I don't think there's a clean answer here, which is sort of the point. The technology is impressive in a technical sense. The pedagogical value is unproven. The risks are real but also not well-quantified.
My tentative position (and I want to emphasise the tentativeness) is that these tools are probably fine as a supplement for students who already have solid foundational understanding and are using the AI to explore extensions or check their reasoning. For students who are struggling with basics, I'm more skeptical. The risk of building misconceptions from AI errors, or of developing learned helplessness, seems higher when the foundation isn't solid.

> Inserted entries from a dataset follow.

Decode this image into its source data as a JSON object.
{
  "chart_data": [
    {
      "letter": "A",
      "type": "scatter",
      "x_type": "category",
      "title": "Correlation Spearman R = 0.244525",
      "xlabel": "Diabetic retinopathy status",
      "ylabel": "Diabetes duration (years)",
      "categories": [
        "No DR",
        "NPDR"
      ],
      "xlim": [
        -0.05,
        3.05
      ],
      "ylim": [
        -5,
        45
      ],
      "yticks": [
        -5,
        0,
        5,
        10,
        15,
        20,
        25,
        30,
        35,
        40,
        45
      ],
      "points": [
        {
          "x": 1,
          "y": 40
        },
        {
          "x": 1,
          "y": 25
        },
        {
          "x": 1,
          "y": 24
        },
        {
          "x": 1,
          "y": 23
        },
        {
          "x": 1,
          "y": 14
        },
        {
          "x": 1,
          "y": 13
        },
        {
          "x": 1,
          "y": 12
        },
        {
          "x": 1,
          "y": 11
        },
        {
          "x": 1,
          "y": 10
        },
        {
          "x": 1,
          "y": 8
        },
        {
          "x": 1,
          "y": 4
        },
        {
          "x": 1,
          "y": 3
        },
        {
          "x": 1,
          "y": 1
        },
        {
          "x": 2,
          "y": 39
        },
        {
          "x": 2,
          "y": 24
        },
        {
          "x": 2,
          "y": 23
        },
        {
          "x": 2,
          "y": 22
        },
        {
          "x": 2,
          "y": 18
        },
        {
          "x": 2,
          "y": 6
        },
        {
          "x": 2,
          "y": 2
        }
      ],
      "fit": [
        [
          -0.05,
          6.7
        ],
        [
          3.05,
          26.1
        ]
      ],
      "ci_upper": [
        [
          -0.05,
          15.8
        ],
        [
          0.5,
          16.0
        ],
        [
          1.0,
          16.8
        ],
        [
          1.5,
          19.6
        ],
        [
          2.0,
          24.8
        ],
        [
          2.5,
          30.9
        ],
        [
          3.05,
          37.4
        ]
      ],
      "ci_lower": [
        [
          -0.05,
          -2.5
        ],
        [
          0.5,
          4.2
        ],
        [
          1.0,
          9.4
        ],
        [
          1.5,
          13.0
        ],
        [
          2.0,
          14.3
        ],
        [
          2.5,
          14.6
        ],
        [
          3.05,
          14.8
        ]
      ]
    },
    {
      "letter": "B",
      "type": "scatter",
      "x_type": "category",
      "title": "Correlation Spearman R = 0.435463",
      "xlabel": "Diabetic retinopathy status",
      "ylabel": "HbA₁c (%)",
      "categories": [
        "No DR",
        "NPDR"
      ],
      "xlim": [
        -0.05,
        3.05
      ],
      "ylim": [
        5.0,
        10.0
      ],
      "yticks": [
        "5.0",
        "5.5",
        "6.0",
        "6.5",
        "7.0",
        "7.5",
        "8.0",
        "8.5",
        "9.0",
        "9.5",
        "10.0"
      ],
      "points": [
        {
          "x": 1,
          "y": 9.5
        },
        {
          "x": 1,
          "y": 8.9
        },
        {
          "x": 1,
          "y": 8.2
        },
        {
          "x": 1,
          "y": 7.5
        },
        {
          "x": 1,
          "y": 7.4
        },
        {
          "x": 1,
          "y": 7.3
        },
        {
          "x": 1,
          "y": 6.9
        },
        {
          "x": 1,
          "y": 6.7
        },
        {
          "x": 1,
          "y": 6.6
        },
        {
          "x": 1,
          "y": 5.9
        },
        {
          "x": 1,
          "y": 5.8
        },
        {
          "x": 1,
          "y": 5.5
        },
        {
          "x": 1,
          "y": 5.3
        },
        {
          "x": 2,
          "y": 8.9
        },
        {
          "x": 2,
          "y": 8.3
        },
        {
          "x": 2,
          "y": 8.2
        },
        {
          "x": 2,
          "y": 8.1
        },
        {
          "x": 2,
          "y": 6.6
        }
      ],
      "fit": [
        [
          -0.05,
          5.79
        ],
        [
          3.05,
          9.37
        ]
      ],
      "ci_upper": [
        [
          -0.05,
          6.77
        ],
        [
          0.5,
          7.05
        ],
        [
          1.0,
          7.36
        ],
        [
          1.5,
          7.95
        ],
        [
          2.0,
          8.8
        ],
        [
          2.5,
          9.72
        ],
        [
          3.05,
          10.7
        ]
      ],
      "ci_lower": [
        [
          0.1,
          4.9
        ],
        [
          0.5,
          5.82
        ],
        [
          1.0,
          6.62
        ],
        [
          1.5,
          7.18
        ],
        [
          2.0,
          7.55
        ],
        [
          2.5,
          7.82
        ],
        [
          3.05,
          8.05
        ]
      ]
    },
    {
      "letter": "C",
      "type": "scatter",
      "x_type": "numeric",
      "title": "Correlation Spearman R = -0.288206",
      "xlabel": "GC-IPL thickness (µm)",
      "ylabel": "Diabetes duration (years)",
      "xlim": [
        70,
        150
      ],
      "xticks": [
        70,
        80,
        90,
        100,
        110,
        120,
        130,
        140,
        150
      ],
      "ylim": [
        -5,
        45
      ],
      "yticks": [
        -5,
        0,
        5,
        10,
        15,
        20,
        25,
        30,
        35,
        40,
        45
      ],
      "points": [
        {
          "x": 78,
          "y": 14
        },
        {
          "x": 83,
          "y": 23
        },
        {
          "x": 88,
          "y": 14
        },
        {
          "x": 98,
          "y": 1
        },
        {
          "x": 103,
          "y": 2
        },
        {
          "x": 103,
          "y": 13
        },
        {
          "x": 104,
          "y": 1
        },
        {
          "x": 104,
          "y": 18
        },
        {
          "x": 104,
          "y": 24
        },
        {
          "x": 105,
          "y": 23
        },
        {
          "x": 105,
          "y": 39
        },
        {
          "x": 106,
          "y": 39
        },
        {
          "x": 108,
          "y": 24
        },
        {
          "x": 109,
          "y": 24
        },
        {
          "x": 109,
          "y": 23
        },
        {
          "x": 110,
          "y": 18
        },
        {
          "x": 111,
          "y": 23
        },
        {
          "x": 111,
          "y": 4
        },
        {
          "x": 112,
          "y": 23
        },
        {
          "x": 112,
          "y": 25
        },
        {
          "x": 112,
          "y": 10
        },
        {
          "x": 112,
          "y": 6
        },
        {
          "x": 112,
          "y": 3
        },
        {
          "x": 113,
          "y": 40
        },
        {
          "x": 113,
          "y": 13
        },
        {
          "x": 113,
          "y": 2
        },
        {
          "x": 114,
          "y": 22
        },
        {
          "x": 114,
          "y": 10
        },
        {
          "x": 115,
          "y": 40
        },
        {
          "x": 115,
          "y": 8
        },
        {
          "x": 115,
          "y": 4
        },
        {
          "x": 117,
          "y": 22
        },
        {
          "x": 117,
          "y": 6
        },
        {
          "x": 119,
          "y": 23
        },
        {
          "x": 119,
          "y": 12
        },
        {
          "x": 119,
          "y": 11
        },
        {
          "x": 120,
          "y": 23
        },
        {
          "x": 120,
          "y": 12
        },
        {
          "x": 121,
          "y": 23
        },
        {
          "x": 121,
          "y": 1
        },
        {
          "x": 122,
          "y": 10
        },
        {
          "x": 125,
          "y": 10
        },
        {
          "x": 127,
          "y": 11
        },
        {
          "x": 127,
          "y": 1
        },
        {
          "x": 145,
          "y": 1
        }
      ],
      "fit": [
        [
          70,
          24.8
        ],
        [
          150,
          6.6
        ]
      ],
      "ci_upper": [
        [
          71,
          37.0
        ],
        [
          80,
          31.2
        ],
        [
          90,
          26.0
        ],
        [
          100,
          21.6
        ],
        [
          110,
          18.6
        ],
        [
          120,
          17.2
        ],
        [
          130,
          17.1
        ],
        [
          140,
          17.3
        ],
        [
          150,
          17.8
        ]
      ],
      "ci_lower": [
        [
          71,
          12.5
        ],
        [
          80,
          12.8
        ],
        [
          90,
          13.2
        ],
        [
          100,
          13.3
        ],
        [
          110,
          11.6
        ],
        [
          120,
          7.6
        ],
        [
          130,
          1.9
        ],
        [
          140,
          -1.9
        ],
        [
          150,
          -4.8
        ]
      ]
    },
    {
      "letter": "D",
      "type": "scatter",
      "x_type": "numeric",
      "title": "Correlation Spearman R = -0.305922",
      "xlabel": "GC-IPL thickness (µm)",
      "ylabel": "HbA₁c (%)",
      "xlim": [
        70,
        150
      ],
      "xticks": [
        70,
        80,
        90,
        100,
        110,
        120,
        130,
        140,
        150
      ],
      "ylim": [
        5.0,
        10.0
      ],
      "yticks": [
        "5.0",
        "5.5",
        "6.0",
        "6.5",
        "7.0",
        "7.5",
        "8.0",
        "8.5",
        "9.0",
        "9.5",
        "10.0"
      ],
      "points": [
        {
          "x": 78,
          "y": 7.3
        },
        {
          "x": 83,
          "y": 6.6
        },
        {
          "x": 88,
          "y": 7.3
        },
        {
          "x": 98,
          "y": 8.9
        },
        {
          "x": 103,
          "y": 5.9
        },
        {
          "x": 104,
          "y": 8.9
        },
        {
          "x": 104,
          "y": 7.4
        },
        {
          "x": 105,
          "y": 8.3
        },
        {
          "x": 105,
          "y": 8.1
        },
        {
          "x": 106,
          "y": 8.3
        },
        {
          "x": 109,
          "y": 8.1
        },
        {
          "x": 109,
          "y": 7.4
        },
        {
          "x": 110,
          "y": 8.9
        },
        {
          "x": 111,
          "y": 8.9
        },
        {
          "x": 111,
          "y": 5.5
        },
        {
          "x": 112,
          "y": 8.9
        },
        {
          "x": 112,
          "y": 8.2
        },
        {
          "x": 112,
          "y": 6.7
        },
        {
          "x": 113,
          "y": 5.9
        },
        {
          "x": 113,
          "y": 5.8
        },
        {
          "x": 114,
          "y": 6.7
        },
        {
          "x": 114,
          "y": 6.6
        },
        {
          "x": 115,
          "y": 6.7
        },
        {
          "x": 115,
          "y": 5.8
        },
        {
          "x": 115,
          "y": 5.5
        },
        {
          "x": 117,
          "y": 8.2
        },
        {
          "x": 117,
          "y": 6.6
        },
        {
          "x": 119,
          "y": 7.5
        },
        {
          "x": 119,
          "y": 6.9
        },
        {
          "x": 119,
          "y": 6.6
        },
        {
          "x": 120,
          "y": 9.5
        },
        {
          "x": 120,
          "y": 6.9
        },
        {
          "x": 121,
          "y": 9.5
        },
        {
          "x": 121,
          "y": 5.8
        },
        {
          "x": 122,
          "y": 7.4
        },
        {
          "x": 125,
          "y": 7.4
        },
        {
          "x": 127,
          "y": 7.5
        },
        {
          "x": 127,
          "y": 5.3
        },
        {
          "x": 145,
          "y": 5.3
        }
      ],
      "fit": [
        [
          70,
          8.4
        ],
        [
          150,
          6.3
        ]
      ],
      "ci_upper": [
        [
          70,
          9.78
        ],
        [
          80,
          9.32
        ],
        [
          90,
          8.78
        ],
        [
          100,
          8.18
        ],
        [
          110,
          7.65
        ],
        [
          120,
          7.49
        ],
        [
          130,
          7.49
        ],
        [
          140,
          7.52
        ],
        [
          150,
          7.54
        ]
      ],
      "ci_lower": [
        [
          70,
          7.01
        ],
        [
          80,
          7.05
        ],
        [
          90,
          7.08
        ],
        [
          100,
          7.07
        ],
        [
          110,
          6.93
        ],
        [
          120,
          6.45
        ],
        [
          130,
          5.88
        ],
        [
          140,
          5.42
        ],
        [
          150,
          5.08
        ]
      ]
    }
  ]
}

For teachers, I'd suggest treating this the way you'd treat any new educational technology: with interested skepticism. Try it yourself before assigning it to students. Design activities where you can observe how students are actually using it. Be prepared to pull back if you see signs of over-reliance or confusion.
And for OpenAI and other companies building these tools: publish your efficacy data. If you've done internal studies, release them. If you haven't, do them. The field of educational technology is littered with products that were technically sophisticated and pedagogically useless. Whether this announcement represents genuine progress or just another entry in that category remains, frustratingly, unclear.